Fitch Ratings on Tuesday raised its GDP growth forecast for India to 7.2% for 2024-25 from 7% estimated earlier, citing higher consumer confidence despite an anticipated slowdown in new investments, but has pared its interest rate cut hopes from the Reserve Bank of India to just one round of 25 basis points (bps) from two such cuts anticipated earlier. One bp equals 0.01%.
Noting that India’s rapid growth, reflected in a faster-than-expected 8.2% uptick in 2023-24, is underpinned by a fast expansion in investment, Fitch added a caveat to say that the economy’s Gross Value-Added (GVA) at basic prices “is currently a better guide to underlying momentum and has been growing at just over 7%”.
Fitch reckoned that fixed Investments will rise 7.2% this year, slowing from a 9% growth in 2023-24, before rebounding to a 7.8% uptick in 2025-26. GDP growth is expected to moderate to 6.5% next year and 6.2% in 2026-27, with consumer spending and investment remaining the key growth drivers.
“Signs of the coming monsoon season being more normal should support growth and make inflation less volatile, though a recent heatwave poses a risk. We expect growth in later years to slow and approach our medium-term trend estimate,” it said.
Stating that above average rainfall during June to September should limit the inflationary risks from food price spikes, the rating firm projected retail inflation to average 4.5% this year, in line with the RBI’s estimates, before dropping to 4.3% and 4.2% over the next two years.
“At its latest meeting, the RBI maintained the policy rate at 6.5% and confirmed its hawkish stance of “withdrawal of monetary accommodation” and the need to bring down inflation towards target. We still expect the RBI to cut its policy rate this year, but only once, to 6.25%. We then expect 25bp of cuts in both 2025 and 2026,” the firm said. In March, it had penned in 50 basis points (bps) of rate cuts this year.

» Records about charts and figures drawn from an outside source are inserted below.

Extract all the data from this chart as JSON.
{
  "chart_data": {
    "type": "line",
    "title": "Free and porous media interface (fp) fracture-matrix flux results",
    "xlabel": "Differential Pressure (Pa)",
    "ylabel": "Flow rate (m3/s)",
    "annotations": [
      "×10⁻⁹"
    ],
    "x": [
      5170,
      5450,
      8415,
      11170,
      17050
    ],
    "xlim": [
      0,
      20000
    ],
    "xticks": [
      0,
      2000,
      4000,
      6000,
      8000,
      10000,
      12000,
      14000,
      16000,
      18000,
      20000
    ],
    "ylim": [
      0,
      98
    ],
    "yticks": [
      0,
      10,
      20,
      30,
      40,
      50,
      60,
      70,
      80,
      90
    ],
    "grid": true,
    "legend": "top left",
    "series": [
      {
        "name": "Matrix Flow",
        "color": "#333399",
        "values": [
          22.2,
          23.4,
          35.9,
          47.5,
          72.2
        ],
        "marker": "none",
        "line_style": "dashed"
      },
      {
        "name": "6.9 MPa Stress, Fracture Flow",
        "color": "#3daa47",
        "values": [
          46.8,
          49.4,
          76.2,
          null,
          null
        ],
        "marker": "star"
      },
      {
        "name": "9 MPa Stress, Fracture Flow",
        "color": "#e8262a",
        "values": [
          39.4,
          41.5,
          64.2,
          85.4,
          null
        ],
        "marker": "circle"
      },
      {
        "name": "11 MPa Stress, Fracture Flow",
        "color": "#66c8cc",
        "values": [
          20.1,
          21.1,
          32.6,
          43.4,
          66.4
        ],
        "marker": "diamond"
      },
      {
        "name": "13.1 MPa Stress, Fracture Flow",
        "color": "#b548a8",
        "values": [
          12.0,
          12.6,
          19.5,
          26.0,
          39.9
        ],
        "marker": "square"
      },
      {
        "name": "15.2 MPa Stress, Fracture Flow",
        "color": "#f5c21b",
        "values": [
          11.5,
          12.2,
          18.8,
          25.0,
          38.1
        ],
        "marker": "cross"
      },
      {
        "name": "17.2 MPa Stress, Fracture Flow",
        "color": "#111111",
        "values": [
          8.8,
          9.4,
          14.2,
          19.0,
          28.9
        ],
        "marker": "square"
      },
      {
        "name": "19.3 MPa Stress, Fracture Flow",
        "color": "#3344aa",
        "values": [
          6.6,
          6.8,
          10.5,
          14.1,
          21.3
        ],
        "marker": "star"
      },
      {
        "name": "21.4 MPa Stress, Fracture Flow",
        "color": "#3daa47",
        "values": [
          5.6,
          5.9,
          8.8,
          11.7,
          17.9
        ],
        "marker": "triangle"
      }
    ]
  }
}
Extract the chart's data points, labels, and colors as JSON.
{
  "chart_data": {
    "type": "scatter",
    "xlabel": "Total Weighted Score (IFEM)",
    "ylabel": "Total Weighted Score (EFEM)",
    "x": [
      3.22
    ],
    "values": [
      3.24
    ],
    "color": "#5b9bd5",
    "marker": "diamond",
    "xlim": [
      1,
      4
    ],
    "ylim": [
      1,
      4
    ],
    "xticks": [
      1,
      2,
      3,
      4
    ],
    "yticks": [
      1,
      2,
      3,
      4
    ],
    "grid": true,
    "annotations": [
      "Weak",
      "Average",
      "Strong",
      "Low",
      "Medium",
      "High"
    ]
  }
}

In its updated Global Economic Outlook, the rating major has raised its global growth projections for this year to 2.6% from 2.4% estimated in March, noting that though growth is slowing from the 2.9% rise recorded in 2023, the deceleration is not as sharp as it previously expected.
For 2025 and 2026, it expects the world economy to expand 2.4%, and stressed that these forecasts “paint a picture of a much more stable world economy in the middle of the decade compared to the volatility in 2020-2023”.